Het lid van de BBB-fractie wijst de Staatssecretaris en de Minister erop dat het aantal mensen dat door vuurwerk op de SEH kwam slechts 385 was op een totaal van gemiddeld 5.000 mensen die per dag een SEH bezoeken. Zelfs met een vuurwerkverbod kwamen er 108 slachtoffers op de SEH. Zelfs Ernst Kuipers, voorzitter van het Landelijk Netwerk Acute Zorg, gaf in een briefing voor Kamerleden aan dat de vuurwerkslachtoffers geen grote belasting vormen voor de zorg. Kan de Staatssecretaris aangeven waarom een vuurwerkverbod dan nog proportioneel te noemen is?

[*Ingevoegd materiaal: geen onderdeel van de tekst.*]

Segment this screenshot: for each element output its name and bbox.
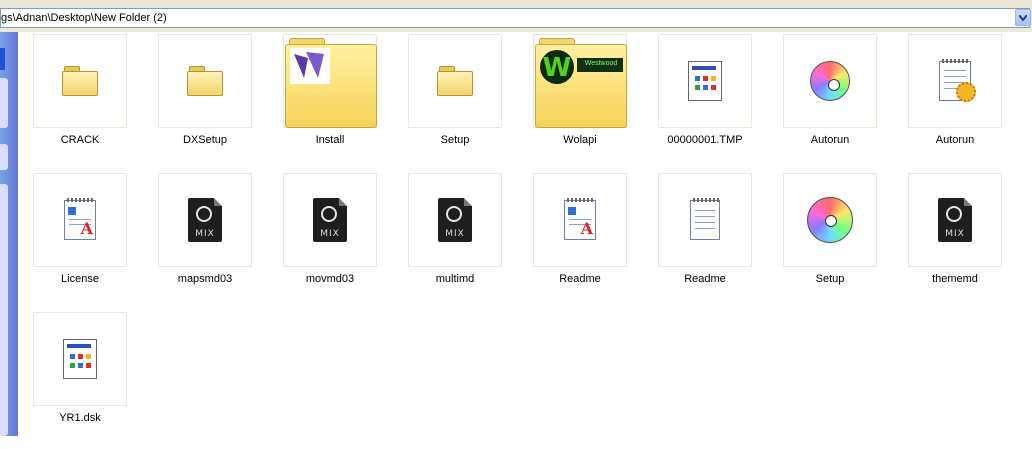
task-pane (0, 32, 18, 436)
file-label: Setup (815, 273, 845, 285)
mix-file-icon: MIX (908, 173, 1002, 267)
file-item[interactable]: DXSetup (145, 32, 270, 171)
cd-setup-icon (783, 173, 877, 267)
config-settings-icon (908, 34, 1002, 128)
notepad-text-icon (658, 173, 752, 267)
file-label: Install (315, 134, 345, 146)
address-dropdown-button[interactable] (1015, 9, 1031, 26)
file-label: CRACK (60, 134, 100, 146)
folder-icon (408, 34, 502, 128)
file-item[interactable]: MIX thememd (895, 171, 1020, 310)
system-file-icon (33, 312, 127, 406)
address-bar: gs\Adnan\Desktop\New Folder (2) (0, 0, 1032, 32)
folder-icon (33, 34, 127, 128)
wolapi-banner: Westwood (584, 60, 618, 67)
file-item[interactable]: A License (20, 171, 145, 310)
file-item[interactable]: A Readme (520, 171, 645, 310)
wordpad-document-icon: A (533, 173, 627, 267)
mix-file-icon: MIX (408, 173, 502, 267)
file-item[interactable]: YR1.dsk (20, 310, 145, 449)
file-item[interactable]: CRACK (20, 32, 145, 171)
folder-thumbnail-icon: W Westwood (533, 34, 627, 128)
file-item[interactable]: MIX mapsmd03 (145, 171, 270, 310)
file-label: Readme (559, 273, 601, 285)
file-label: 00000001.TMP (667, 134, 743, 146)
file-item[interactable]: Autorun (895, 32, 1020, 171)
file-item[interactable]: Install (270, 32, 395, 171)
file-label: Readme (684, 273, 726, 285)
file-item[interactable]: Readme (645, 171, 770, 310)
file-item[interactable]: W Westwood Wolapi (520, 32, 645, 171)
file-icon-grid: CRACK DXSetup Install Setup W Westwood W… (20, 32, 1032, 436)
mix-file-icon: MIX (283, 173, 377, 267)
folder-thumbnail-icon (283, 34, 377, 128)
file-label: movmd03 (305, 273, 355, 285)
wolapi-logo-icon: W (540, 50, 623, 84)
mix-file-icon: MIX (158, 173, 252, 267)
folder-icon (158, 34, 252, 128)
file-item[interactable]: Setup (770, 171, 895, 310)
file-item[interactable]: Autorun (770, 32, 895, 171)
cd-autorun-icon (783, 34, 877, 128)
wordpad-document-icon: A (33, 173, 127, 267)
file-label: DXSetup (182, 134, 228, 146)
file-label: License (61, 273, 99, 285)
file-label: mapsmd03 (177, 273, 233, 285)
address-field[interactable]: gs\Adnan\Desktop\New Folder (2) (0, 8, 1030, 28)
file-label: Autorun (810, 134, 850, 146)
file-item[interactable]: 00000001.TMP (645, 32, 770, 171)
svg-text:W: W (543, 53, 572, 83)
file-label: thememd (932, 273, 978, 285)
install-logo-icon (290, 48, 330, 84)
file-label: YR1.dsk (59, 412, 101, 424)
chevron-down-icon (1019, 14, 1027, 21)
file-item[interactable]: MIX movmd03 (270, 171, 395, 310)
file-item[interactable]: MIX multimd (395, 171, 520, 310)
file-label: Wolapi (563, 134, 597, 146)
file-item[interactable]: Setup (395, 32, 520, 171)
file-label: Autorun (935, 134, 975, 146)
system-file-icon (658, 34, 752, 128)
file-label: Setup (440, 134, 470, 146)
file-label: multimd (435, 273, 475, 285)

Het lid van de BBB-fractie meent dat voor de individuele ondernemers en verkopers een vuurwerkverbod geen omzetdaling betekent maar een omzetverbod. De omzet gaat naar 0 euro, terwijl de kosten van opslag en voorraad voor de volle 100% doorlopen. Het verwijzen naar steunmaatregelen in het in kader van COVD-19 zijn dan ook geen oplossing. Kan de Staatssecretaris aangeven of hij, net als dit lid, vindt dat de definitie van een passende compensatie voor de branche ook bij hem gelijkstaat aan 100% compensatie van alle kosten en niet alleen van omzetverlies?

Het lid van de BBB-fractie vindt dat met het verzenden van de brief en de inhoud hiervan niet is voldaan aan de wettelijke eis dat voldoende wordt gemotiveerd dat het voorgenomen verbod proportioneel is en dat vanuit het subsidiariteitsbeginsel niet duidelijk is welke andere maatregelen zijn te nemen om de druk op de zorg te verminderen anders dan door een vuurwerkverbod.